The Chatbot Contract
This article explains the AI Chatbot Contract, which interacts with an LLM node (which is a part of the chain) and serves as a backend for our Chatbot website.
Chatbot Interface
Following is the Chatbot WIDL (Weilliptic Interface Definition Language) file :
chatbot.widl
interface Chatbot {
query func thread_list() -> list<string>;
query func thread_details(id: u32) -> result<list<tuple<string, string>>, string>;
query func list_models() -> result<list<string>, string>;
query func chat_query(id: u32, query_str: string) -> result<byteStream, string>; // returns response as a stream
mutate func append_response(id: u32, query_str: string, answer: string, title: option<string>) -> result<(), string>;
mutate func new_thread(model: string) -> u32;
mutate func update_thread_title(id: u32, new_title: string) -> result<(), string>
}
Let's go over the methods one by one :
- thread_list : Returns all chat thread titles for the current user.

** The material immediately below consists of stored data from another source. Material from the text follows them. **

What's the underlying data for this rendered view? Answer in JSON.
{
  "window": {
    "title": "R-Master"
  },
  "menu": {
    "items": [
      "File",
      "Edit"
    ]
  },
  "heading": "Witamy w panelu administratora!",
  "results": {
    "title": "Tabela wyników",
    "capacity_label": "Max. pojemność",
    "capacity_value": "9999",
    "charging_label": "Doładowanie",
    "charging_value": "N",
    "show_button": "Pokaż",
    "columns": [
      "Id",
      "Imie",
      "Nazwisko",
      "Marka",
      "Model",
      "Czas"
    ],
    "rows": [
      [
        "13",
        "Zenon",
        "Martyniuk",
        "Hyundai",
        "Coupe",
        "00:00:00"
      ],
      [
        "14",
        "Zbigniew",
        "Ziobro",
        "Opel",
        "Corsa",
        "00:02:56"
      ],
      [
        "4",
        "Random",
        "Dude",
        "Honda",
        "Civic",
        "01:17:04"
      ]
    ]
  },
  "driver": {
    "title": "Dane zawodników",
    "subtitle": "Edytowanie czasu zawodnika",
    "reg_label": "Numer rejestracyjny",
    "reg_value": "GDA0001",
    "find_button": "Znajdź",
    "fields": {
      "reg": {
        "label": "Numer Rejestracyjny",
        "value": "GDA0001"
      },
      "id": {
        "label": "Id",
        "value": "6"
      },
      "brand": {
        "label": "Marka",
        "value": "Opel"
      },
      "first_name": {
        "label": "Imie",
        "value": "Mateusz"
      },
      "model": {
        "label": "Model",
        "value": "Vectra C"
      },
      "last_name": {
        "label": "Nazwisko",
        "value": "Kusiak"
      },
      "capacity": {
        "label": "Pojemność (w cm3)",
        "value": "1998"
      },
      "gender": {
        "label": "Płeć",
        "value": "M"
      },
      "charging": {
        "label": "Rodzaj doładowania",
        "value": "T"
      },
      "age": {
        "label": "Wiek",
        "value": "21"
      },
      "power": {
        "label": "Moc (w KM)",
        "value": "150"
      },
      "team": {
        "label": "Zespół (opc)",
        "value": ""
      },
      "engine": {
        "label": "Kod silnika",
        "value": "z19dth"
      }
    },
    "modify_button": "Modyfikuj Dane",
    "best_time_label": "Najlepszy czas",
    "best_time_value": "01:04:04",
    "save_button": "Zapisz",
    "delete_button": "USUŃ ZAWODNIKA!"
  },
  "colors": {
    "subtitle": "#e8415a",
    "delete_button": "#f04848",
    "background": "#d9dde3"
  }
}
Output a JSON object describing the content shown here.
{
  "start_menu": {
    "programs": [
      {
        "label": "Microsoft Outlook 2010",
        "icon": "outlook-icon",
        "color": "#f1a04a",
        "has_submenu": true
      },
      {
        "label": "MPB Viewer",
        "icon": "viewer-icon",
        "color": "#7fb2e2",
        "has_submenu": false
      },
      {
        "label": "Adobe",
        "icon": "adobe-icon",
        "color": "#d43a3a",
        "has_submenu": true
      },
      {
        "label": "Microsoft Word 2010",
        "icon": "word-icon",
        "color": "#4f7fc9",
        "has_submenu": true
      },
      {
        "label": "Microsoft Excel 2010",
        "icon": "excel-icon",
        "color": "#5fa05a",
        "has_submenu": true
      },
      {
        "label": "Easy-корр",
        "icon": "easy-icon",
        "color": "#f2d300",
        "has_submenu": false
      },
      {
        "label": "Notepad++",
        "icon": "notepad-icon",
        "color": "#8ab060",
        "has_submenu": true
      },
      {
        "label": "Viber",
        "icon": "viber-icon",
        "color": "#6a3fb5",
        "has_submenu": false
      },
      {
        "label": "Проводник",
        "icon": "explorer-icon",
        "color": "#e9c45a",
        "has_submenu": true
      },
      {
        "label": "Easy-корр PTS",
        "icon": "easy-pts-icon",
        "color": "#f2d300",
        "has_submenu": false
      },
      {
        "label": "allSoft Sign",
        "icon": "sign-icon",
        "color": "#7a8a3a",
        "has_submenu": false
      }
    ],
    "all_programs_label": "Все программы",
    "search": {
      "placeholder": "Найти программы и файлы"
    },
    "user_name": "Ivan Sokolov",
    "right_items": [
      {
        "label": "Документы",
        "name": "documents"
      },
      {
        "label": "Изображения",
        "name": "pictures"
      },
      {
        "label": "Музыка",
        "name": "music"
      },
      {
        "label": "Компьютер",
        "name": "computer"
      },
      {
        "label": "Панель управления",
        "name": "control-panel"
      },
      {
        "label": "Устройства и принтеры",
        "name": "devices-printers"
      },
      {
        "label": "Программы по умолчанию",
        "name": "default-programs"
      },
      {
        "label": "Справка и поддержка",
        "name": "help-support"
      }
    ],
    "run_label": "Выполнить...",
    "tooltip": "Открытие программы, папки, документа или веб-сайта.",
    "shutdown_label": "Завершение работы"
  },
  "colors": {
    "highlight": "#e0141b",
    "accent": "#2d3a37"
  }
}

- thread_details : Gets complete conversation history for the given thread id, in the form of list of (Query, Response).
- list_models : Lists the available LLM models, on the LLM node.
- chat_query :
- Core chat functionality.
- Sends user query to LLM with conversation context of the thread, returning response in streamed chunks.
- The chunks combinedly comprise of the LLM's response, as a byte stream.
- append_response :
- This is to be called right after chat_query to update the contract state with the new set of (Query, Response) conversation.
- Persistence of conversations.
- new_thread : creates a new thread with the given LLM model, returning the thread_id.
- get_thread_title : Uses LLM to generate a relevant title for the thread.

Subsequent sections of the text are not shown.